It’s amazing that people admit to being perfectionists. To me, it’s a disorder, not unlike obsessive-compulsive disorder. And like obsessive-compulsive disorder, perfectionism messes you up. It also messes up the people around you, because perfectionists lose perspective as they get more and more mired in details. –bnet.com
Most sports don’t require perfection from their participants, so where does this idea of being perfect come from and how can we get rid of it? I was over at bnet.com reading a great article titled, “Perfectionism Is A Disease. Here’s How To Beat It”, when it hit me that many times our athletes are saddled with this problem and need to be freed of it. So let’s look at how we can help our teams understand that continual improvement, not perfection, is the goal.

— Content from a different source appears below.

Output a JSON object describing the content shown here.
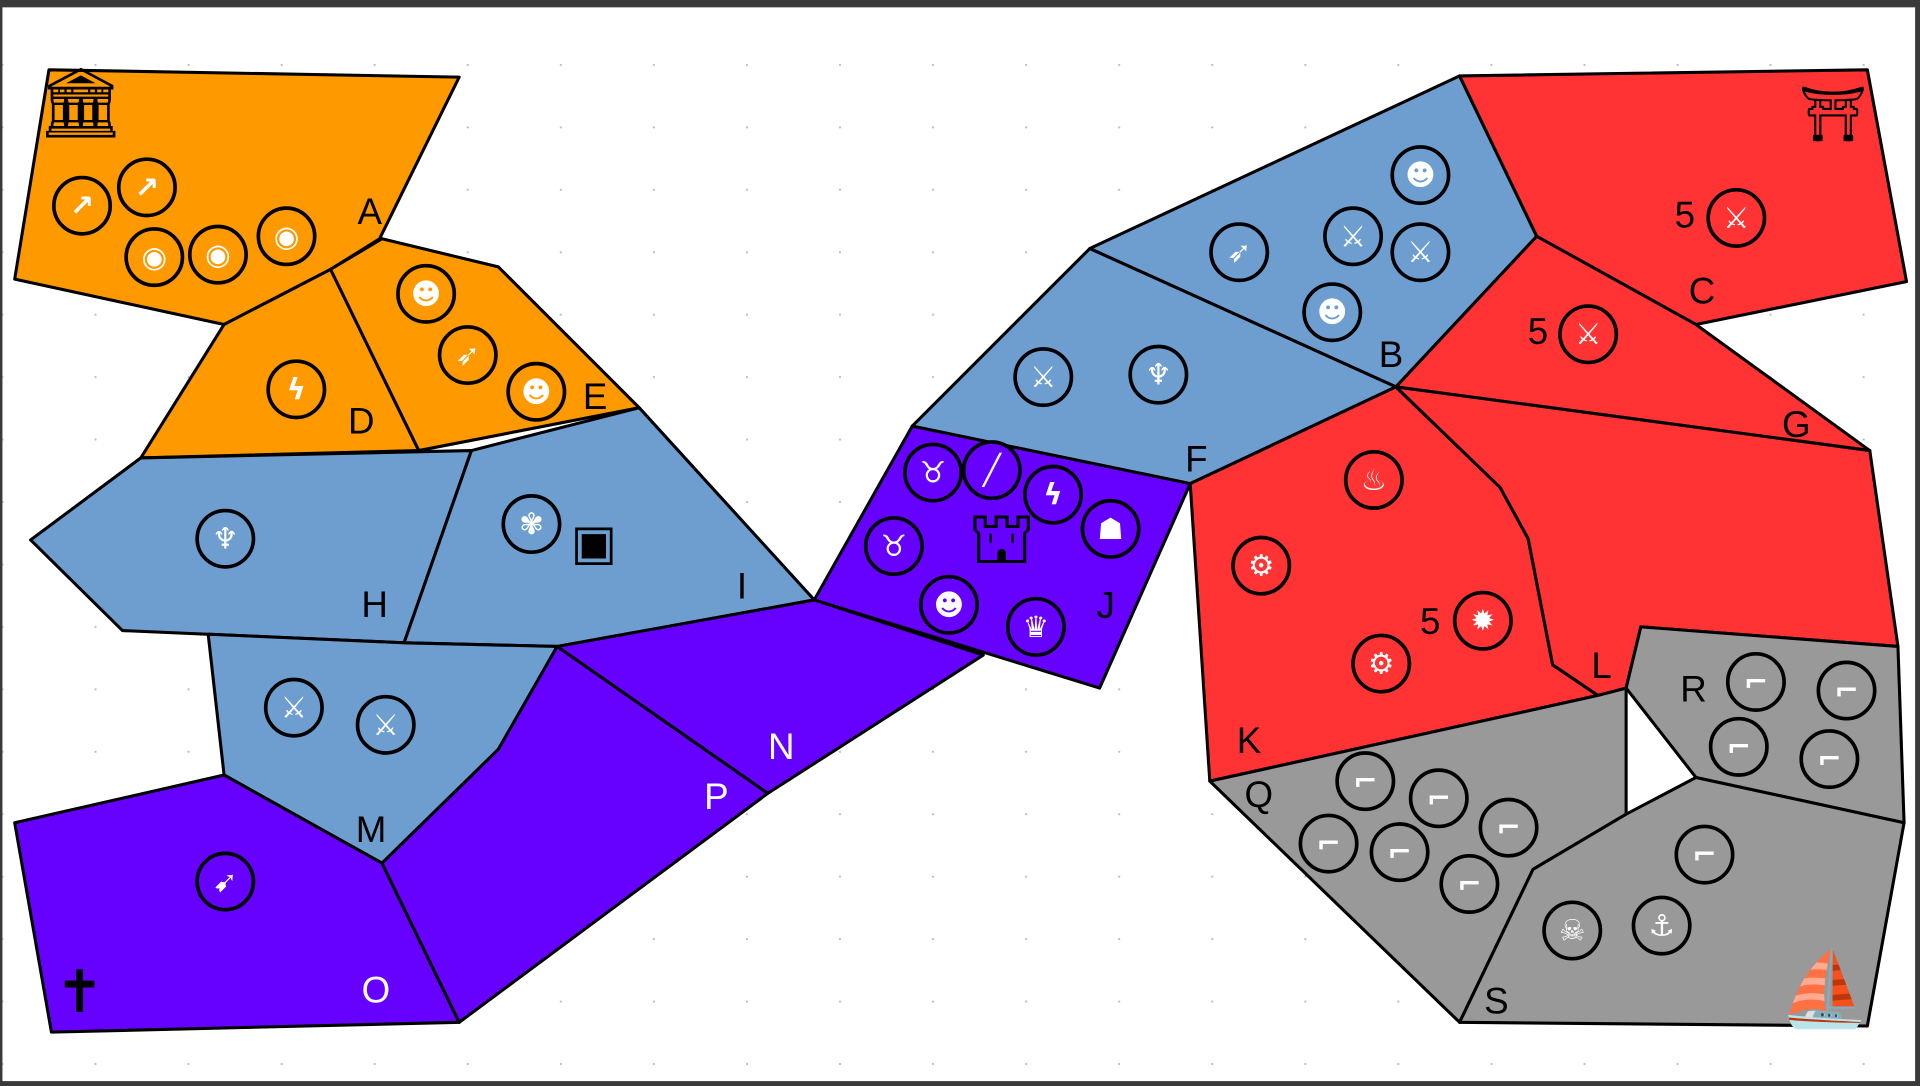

**Three ways to combat perfectionism on our teams**
We learn through our mistakes. “If we don’t want anyone to know we make mistakes, which is how perfectionists tend to behave, we are actually hiding our true selves.” As coaches, we’ve got to be sure to create a practice environment conducive to making mistakes. After all, if they can’t make mistakes in practice, where can they make them? If they’re going to get better, they’re going to have to test their limits and that will involve making mistakes. I talk about this very thing in my post, 3 Reasons Why Making Mistakes Is Vital To Your Team’s Success. I wonder if this is what happens to those “potential” players who never seem to be as good as advertised…

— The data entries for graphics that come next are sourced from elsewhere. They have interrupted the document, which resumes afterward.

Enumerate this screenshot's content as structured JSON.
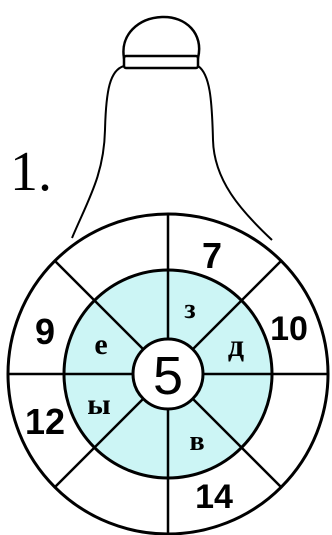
{
  "puzzle": {
    "number_label": "1.",
    "center_value": "5",
    "outer_numbers": {
      "top": "7",
      "upper_right": "10",
      "left_upper": "9",
      "left_lower": "12",
      "bottom": "14"
    },
    "inner_letters": {
      "top": "з",
      "right": "д",
      "left_upper": "е",
      "left_lower": "ы",
      "bottom": "в"
    },
    "colors": {
      "inner_ring_fill": "#ccf5f5",
      "outline": "#000000",
      "background": "#ffffff"
    }
  }
}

Set your sights on being a hard worker, not perfect. “A lot of times perfectionism is a way to avoid focusing on goals.” In my post, So You Want To Be An Excellent Coach?, I talk about the theory that it takes about 10,000 hours of deliberate practice to gain expertise in a field. What that means for our athletes is that they just need to put in the time and be committed to being good. It means that when they’re willing to work on the skill that is lacking, time and elbow grease will reap rewards. This perspective takes every excuse away. There’s no more, “well, Susie is just a better athlete than me”, but rather, “Susie was just willing to work harder than me.” And that’s not an excuse, that’s just sad.
Create a super teamy team. “Teams do better work when everyone on the team likes everyone else.” Getting along goes a long way to helping people to accept their team roles, creating great team chemistry, and smoothing out the rough edges of a season. The cornerstones of John Wooden’s Pyramid of Success are hard work and enthusiasm and the other three blocks that make up the base are: friendship, loyalty, and cooperation. The whole idea of the Pyramid is that the things that helped Wooden’s teams win ten national championships in twelve years are represented on the Pyramid…with the most essential items at the bottom to make up the foundation. I wrote about it in my post, How Watching Toy Story 3 Can Teach The Essentials Of Teamwork.
Let’s all agree to battle the perfection infestation by creating coaching philosophies and environments that help our athletes get better and challenge themselves.